Code Orange: Panic in the Age of Mechanical Reproduction -- Jeremy Biles
Over a year has passed since the disaster of September 11, 2001
By Jeremy BilesDecember 12, 2002
Over a year has passed since the disaster of September 11, 2001. During this time, America has been in a state of "heightened alert." Code Orange, even when not officially declared by the government, has become the order of the day. The panic that ensued in the wake of the attacks has thus endured; indeed, it has become "the key psychological mood" of our time (as Arthur Kroker puts it). No longer an exceptional state, panic is a defining feature of American life -- what we might call the panic quo.
In Greek mythology, the god Pan, from whom the term "panic" is derived, is usually a benevolent god of fertility. But if angered, he disrupts sleep, disperses nightmares, and induces a fearful frenzy and blind terror among those who have roused his fury.
It is particularly dangerous to disturb this god at noontime, when he himself is sleeping. That Pan closes his eyes at noon, when the sun is at its apex, is illuminating, for it is against the deep blue of noon that the sun's orange blaze is most likely to blind those who look upon it. To rouse this god at noon is to court the blindness that he induces; in other words, it is equivalent to staring at the sun, risking the waking nightmare of a frenzy at once blazing and obscuring.

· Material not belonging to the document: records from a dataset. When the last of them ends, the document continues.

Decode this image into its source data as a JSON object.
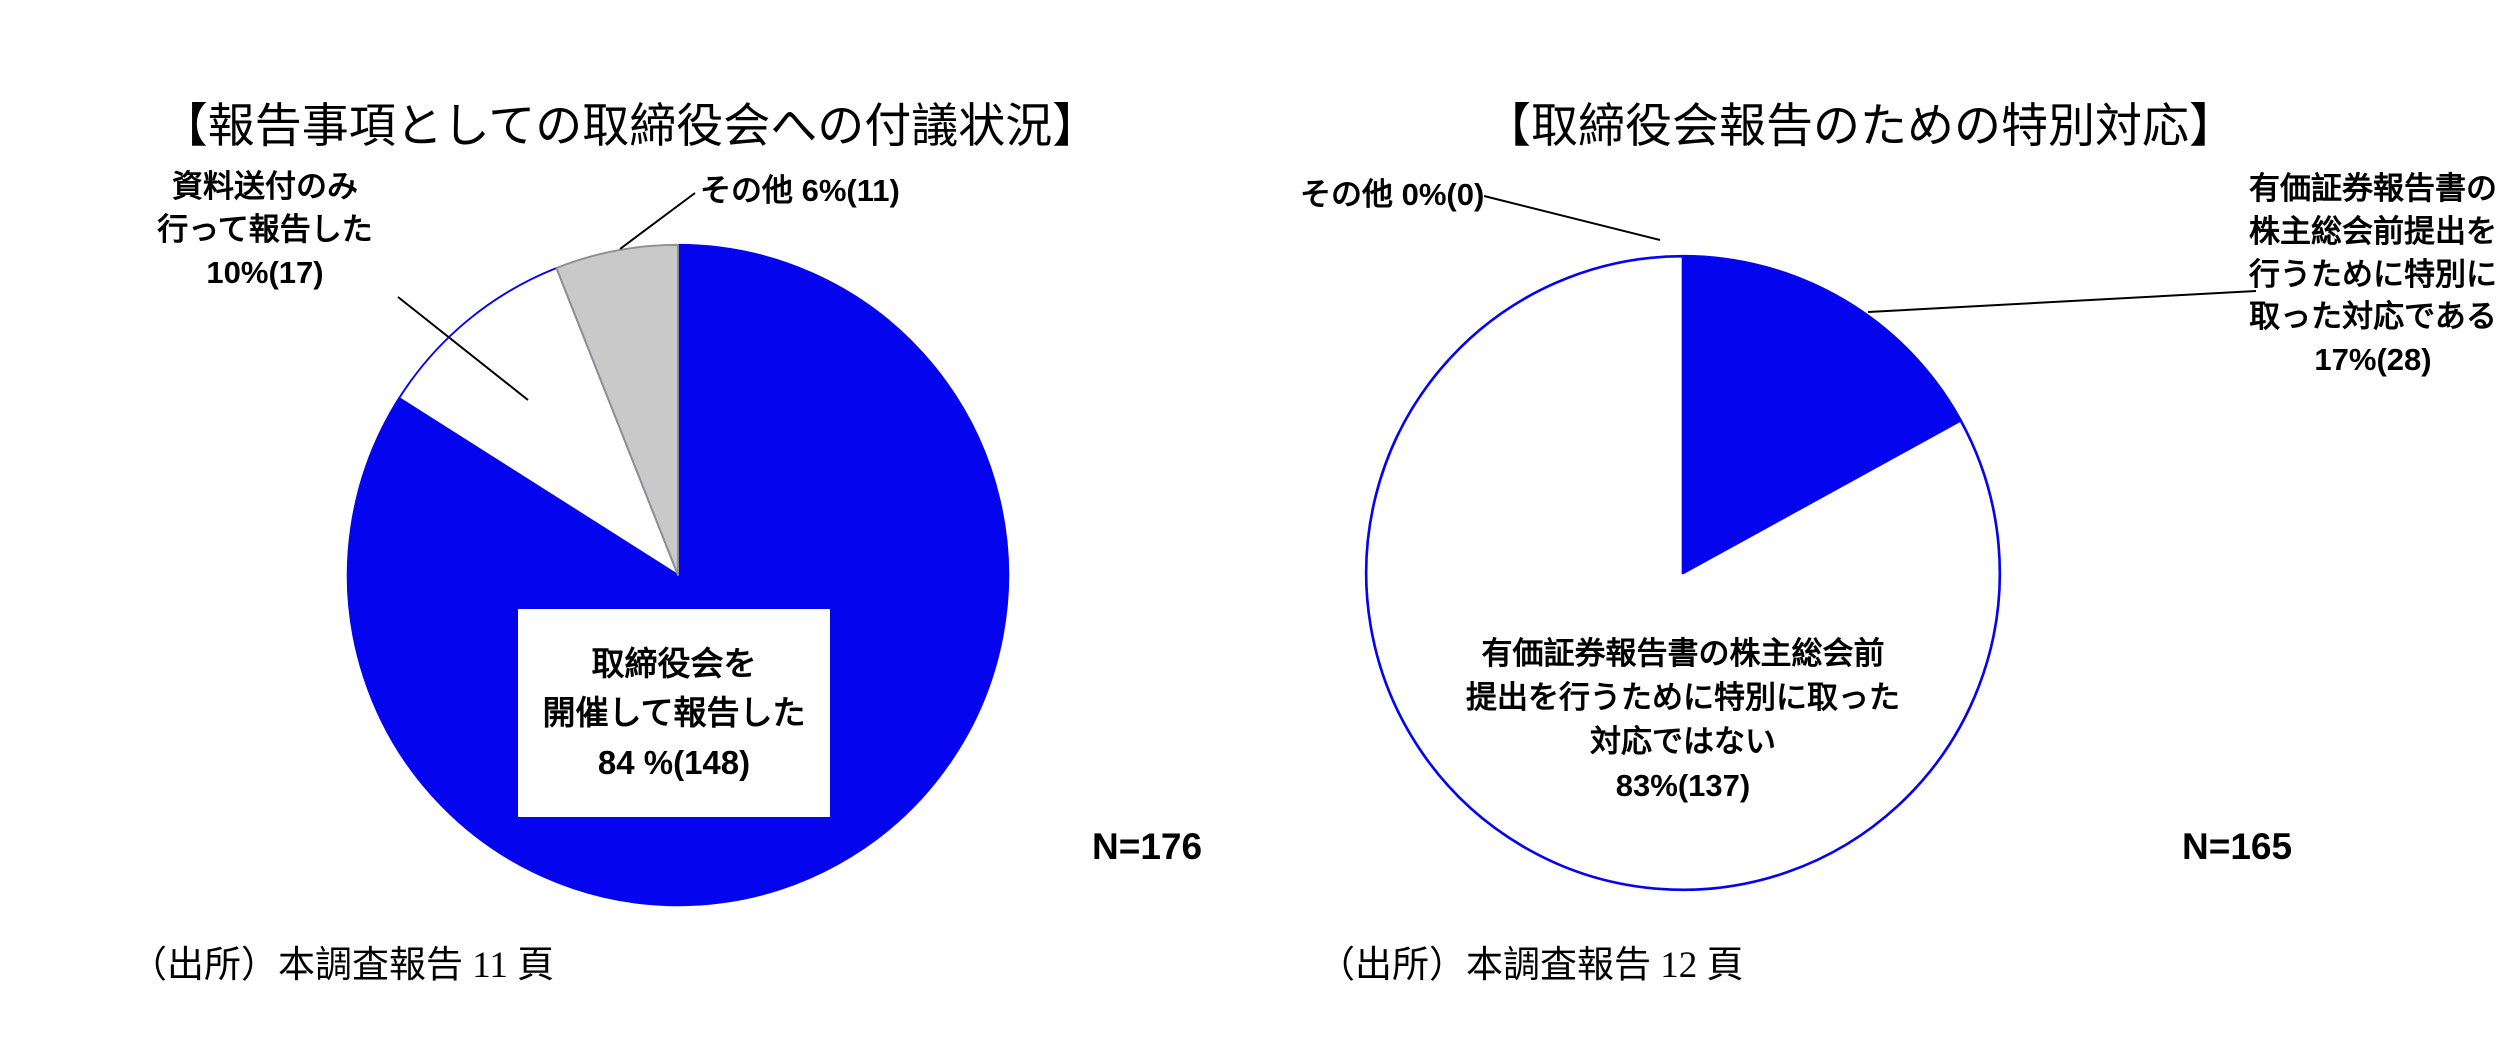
{
  "page": {
    "background": "#ffffff",
    "accent_blue": "#0404ee",
    "slice_gray": "#c9c9c9"
  },
  "chart_data": [
    {
      "type": "pie",
      "title": "【報告事項としての取締役会への付議状況】",
      "n_label": "N=176",
      "source": "（出所）本調査報告 11 頁",
      "legend_position": "callouts",
      "slices": [
        {
          "label": "取締役会を開催して報告した",
          "pct": 84,
          "count": 148,
          "color": "#0404ee",
          "stroke": "#0404ee",
          "callout": "取締役会を\n開催して報告した\n84 %(148)"
        },
        {
          "label": "資料送付のみ行って報告した",
          "pct": 10,
          "count": 17,
          "color": "#ffffff",
          "stroke": "#0404ee",
          "callout": "資料送付のみ\n行って報告した\n10%(17)"
        },
        {
          "label": "その他",
          "pct": 6,
          "count": 11,
          "color": "#c9c9c9",
          "stroke": "#8f8f8f",
          "callout": "その他  6%(11)"
        }
      ]
    },
    {
      "type": "pie",
      "title": "【取締役会報告のための特別対応】",
      "n_label": "N=165",
      "source": "（出所）本調査報告 12 頁",
      "legend_position": "callouts",
      "slices": [
        {
          "label": "有価証券報告書の株主総会前提出を行うために特別に取った対応である",
          "pct": 17,
          "count": 28,
          "color": "#0404ee",
          "stroke": "#0404ee",
          "callout": "有価証券報告書の\n株主総会前提出を\n行うために特別に\n取った対応である\n17%(28)"
        },
        {
          "label": "有価証券報告書の株主総会前提出を行うために特別に取った対応ではない",
          "pct": 83,
          "count": 137,
          "color": "#ffffff",
          "stroke": "#0404ee",
          "callout": "有価証券報告書の株主総会前\n提出を行うために特別に取った\n対応ではない\n83%(137)"
        },
        {
          "label": "その他",
          "pct": 0,
          "count": 0,
          "color": "#ffffff",
          "stroke": "#0404ee",
          "callout": "その他  0%(0)"
        }
      ]
    }
  ]
}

Pan, like his cousin Dionysus, is an ambivalent god -- he is a lover of sleep who disturbs sleep, a placid flute-player whose sudden rage awakens madness in his victims. It is not incidental, then, that I compare Pan with the sun. The writer Georges Bataille elucidates the ambivalence of the sun: "The sun, from the human point of view (in other words, as it is confused with the notion of noon) is the most elevated conception. It is also the most abstract object, since it is impossible to look at it fixedly at that time of day." He goes on to claim that "in the same way that the [unscrutinized] sun is perfectly beautiful, the one that is scrutinized can be considered horribly ugly."
This is the sun's disastrous nature -- it is the astral body that gives us the light by which we conduct our waking lives, and also the disastrous body that threatens an explosive lucency that overwhelms sight. Panic also partakes of a dual nature. I would define panic as excessive wakefulness bereft of lucidity. Today, we are the recipients of repeated governmental exhortations to be alert, yet there is no specific object for our alertness. We are told to remain attentive, to be on the lookout -- for one knows not what. Attention, which has been called "the natural prayer of the soul," becomes panic when shriven of the intelligence that would grant it an object.
Substituting "panic" for "work of art" in Walter Benjamin's famous essay, "The Work of Art in the Age of Mechanical Reproduction," I suggest that, "To an ever greater degree panic reproduced becomes panic designed for reproduction." To be sure, technologies of reproduction coupled with the tendency of the media to capitalize on disaster for sensationalist ends are, at least in part, to blame for the protracted panic in which we find ourselves. The onslaught of images of disaster, which are reproduced ad infinitum, do not elucidate but rather blind by their excessiveness. This reproduction gives rise to a panicked sensation of "incessant imminence" (Blanchot) -- the ominous, distressing, blind sense that something disastrous is on the horizon. And all this, at times, seems to be the strategy of the various media outlets, that is, to make an art of inducing panic.
Today, panic is indeed designed for reproduction, and the frenzy of images that, along with the lack of illuminating intelligence, induces and reproduces this panic makes it impossible to sight the very events for which we are to be on alert.
What vigilance must be today: the constant conversion of our wakeful panic into prayers uttered with eyes wide shut, as we prepare for an event that can only ever reach us as a shock.
Jeremy Biles is a Ph.D. candidate in Religion and Literature at the Divinity School and a current Marty Center Dissertation Fellow.